Former Montrose FC striker Craig Smart has been jailed after causing the death of a Fife father.
Smart hit Army veteran Dave McArthur with his van at a zebra crossing in Cardenden.
He was thrown nearly ten metres, landing on the pavement and sustaining such a severe head injury he died in hospital two days later.
Callous Smart waited at the scene for less than ten minutes before fleeing, as witnesses tried to save the life of Mr McArthur.
The 44-year-old, driving his employers’ Ford Transit van, “failed to observe, or react to, Mr McArthur on the zebra”, a police investigator concluded.
The victim, a 43-year-old father-of-two, served the community after his military career by helping people with addictions.
Floor layer Smart, of Kirkcaldy, abandoned the van about four miles away, turned off his phone and escaped detection until the next day.
It emerged he went on to commit three subsequent speeding offences while on bail over Mr McArthur’s death.
Lack of ‘basic human decency’
Smart appeared for sentencing at the High Court in Stirling after being found guilty last month of causing Mr McArthur’s death by careless driving.
He had originally faced a charge of causing death by dangerous driving but a jury found him guilty of the lesser offence, for which the maximum jail term is five years.
A charge of being unfit to drive through drink or drugs at the time of the accident was withdrawn by the prosecution.
However, Smart was found guilty of attempting to pervert the course of justice by leaving the scene and turning off his phone in a bid to prevent arrest and assessment of his capability to drive.
Judge Lord Scott said this was a significant aggravating factor.
He said Smart had made a “determined effort” to absent himself.
He said: “It must have been entirely obvious to you that you should have remained at the scene for necessary road traffic procedures, if not out of basic human decency.”
Lord Scott said a victim impact statement from Mr McArthur’s wife spoke of the “huge hole” his death had left in the lives of her and their children, just a year short of their 20th wedding anniversary.
Mr McArthur’s sister Debbie spoke of being left in “a black hole of grief”.
Lord Scott said: “No sentence can truly reflect the value of a life lost, such as that of David McArthur.”
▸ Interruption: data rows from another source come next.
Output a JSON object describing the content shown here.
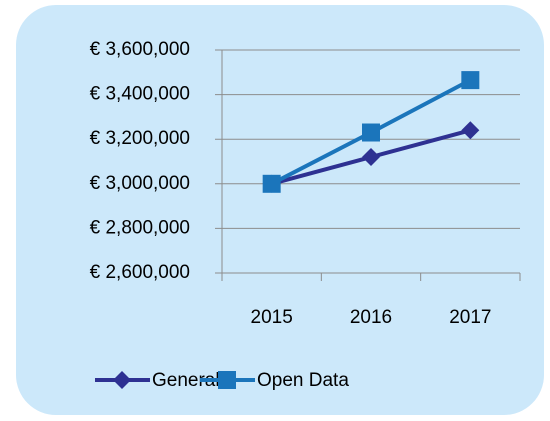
{
  "chart_data": {
    "type": "line",
    "categories": [
      "2015",
      "2016",
      "2017"
    ],
    "series": [
      {
        "name": "General",
        "color": "#2e3192",
        "marker": "diamond",
        "values": [
          3000000,
          3120000,
          3240000
        ]
      },
      {
        "name": "Open Data",
        "color": "#1b75bb",
        "marker": "square",
        "values": [
          3000000,
          3230000,
          3465000
        ]
      }
    ],
    "ylim": [
      2600000,
      3600000
    ],
    "yticks": [
      {
        "value": 2600000,
        "label": "€ 2,600,000"
      },
      {
        "value": 2800000,
        "label": "€ 2,800,000"
      },
      {
        "value": 3000000,
        "label": "€ 3,000,000"
      },
      {
        "value": 3200000,
        "label": "€ 3,200,000"
      },
      {
        "value": 3400000,
        "label": "€ 3,400,000"
      },
      {
        "value": 3600000,
        "label": "€ 3,600,000"
      }
    ],
    "grid": true,
    "legend": "bottom"
  }
}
He jailed Smart for two years.
‘Too calm’ after crash
The incident occurred in November 2019.
Smart’s counsel Tony Graham KC said Smart accepted he had left Mr McArthur’s family “utterly devastated”.
During the trial, a former care worker Agnes Smith, 63, who stopped and came face-to-face with Smart at the scene in the immediate aftermath of the accident described him as “too calm”.
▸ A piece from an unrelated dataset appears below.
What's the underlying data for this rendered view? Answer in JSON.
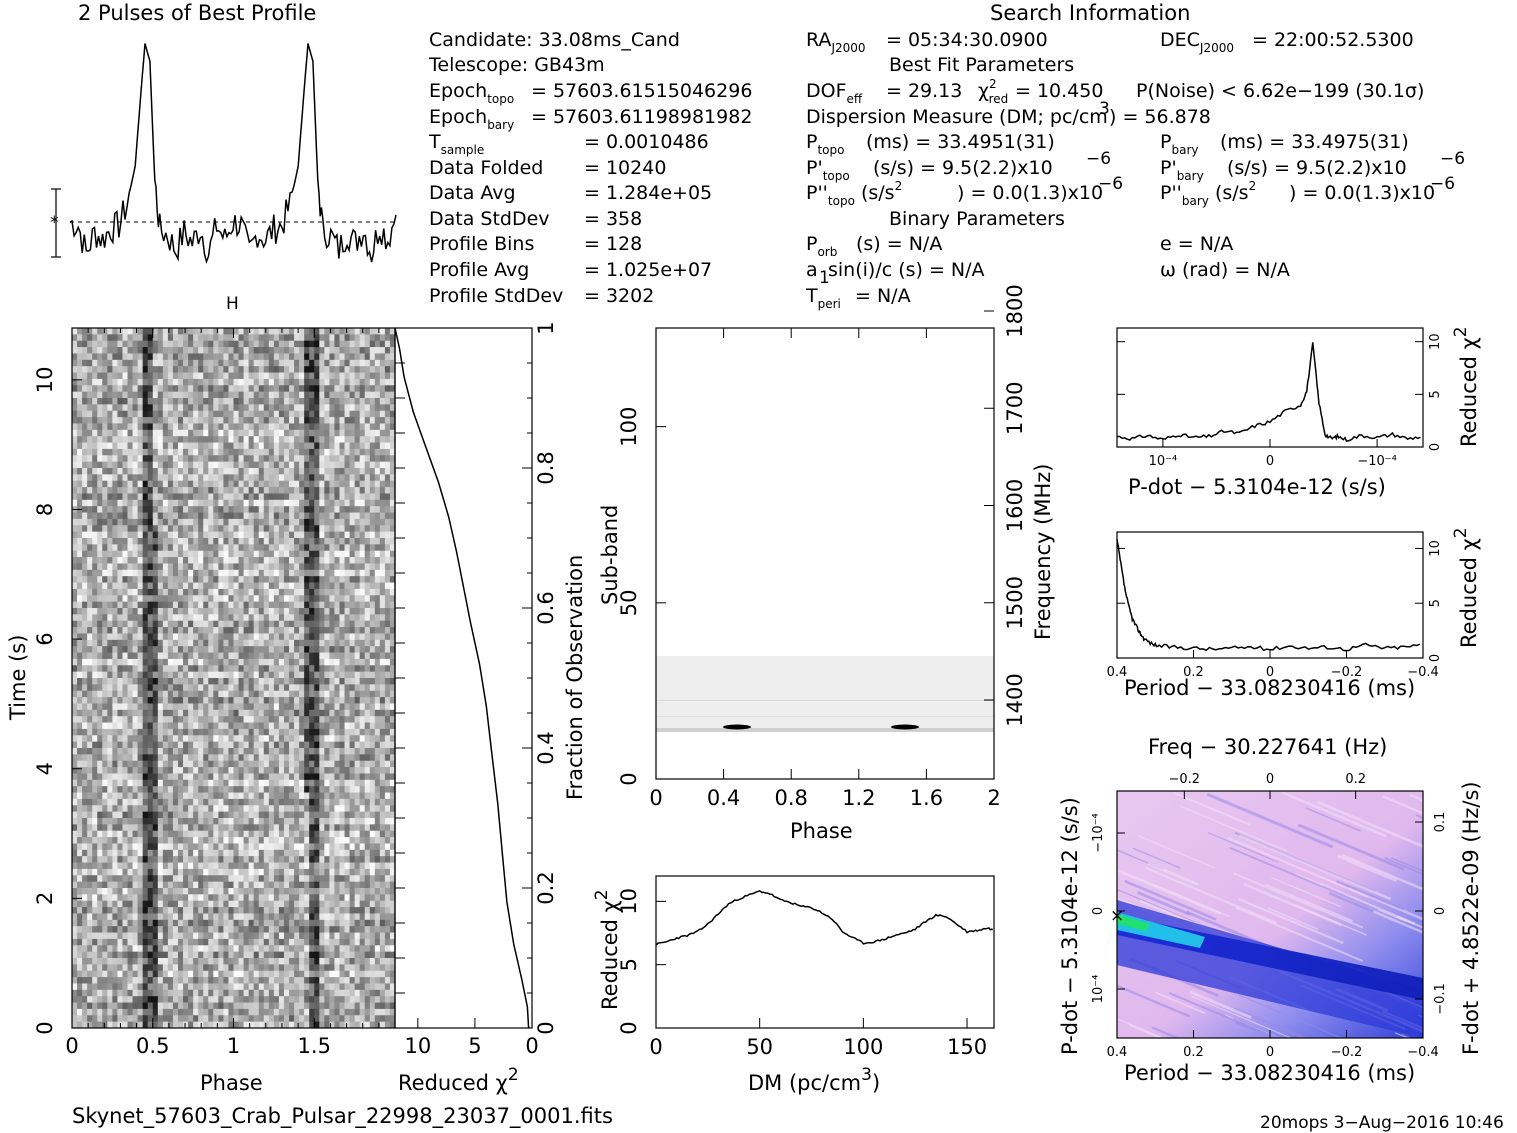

She told the jury: “His eyes were big.
“It was as if he was on something but I didn’t smell drink.
“He lit up a cigarette, then he was away.”
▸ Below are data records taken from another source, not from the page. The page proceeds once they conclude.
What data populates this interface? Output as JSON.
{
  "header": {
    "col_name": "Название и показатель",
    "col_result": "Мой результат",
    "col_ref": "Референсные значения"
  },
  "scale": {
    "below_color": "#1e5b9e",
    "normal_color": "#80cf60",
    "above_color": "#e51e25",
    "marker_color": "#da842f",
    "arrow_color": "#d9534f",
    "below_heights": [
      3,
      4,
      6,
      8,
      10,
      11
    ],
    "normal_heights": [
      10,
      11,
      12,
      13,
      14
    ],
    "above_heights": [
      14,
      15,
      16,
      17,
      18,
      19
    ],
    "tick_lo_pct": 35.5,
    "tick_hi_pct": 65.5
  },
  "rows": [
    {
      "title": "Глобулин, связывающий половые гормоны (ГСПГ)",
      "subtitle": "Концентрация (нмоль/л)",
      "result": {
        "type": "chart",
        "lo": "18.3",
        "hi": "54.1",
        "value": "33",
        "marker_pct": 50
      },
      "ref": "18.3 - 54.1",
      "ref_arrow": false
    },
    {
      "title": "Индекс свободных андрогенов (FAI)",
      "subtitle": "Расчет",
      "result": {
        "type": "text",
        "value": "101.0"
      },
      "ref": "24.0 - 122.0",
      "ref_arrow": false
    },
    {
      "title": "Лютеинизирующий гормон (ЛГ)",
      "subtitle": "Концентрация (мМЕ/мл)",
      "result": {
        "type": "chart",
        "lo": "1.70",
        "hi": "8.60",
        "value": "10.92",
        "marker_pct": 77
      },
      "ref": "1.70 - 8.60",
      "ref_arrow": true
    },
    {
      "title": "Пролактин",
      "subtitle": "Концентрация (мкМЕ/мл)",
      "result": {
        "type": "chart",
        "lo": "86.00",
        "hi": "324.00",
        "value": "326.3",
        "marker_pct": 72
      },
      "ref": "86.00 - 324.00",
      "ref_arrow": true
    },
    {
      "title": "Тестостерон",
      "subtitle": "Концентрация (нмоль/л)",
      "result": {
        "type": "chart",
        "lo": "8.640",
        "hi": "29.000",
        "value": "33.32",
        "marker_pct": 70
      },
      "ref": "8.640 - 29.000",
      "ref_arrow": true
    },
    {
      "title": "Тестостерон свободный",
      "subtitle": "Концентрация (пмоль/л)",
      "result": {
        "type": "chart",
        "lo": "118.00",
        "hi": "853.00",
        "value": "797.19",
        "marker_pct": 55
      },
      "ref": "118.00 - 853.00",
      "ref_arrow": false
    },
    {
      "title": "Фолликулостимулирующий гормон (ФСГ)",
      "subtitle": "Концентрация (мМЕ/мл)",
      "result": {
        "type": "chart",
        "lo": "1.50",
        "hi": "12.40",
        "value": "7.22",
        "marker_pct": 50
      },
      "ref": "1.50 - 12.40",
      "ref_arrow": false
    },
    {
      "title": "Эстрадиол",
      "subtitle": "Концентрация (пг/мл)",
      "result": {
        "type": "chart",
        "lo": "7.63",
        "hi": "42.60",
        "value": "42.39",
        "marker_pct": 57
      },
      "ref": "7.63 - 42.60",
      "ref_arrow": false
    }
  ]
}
In addition to the jail term, Smart was banned from driving for six years and required to re-sit his test before ever getting back behind the wheel.
At his trial, Smart told the jury that driving off afterwards was “the worst decision I have made in my life”.
He stayed the night with a friend rather than at his own home, and handed himself into police the next day, too late for officers to check if he had been under the influence at the time.
He insisted, in answer to questioning by prosecutor Derick Nelson, he had “no reason to lie low”.
Smart played for Montrose for between 2003 and 2005, appearing 62 times and scoring 25 goals.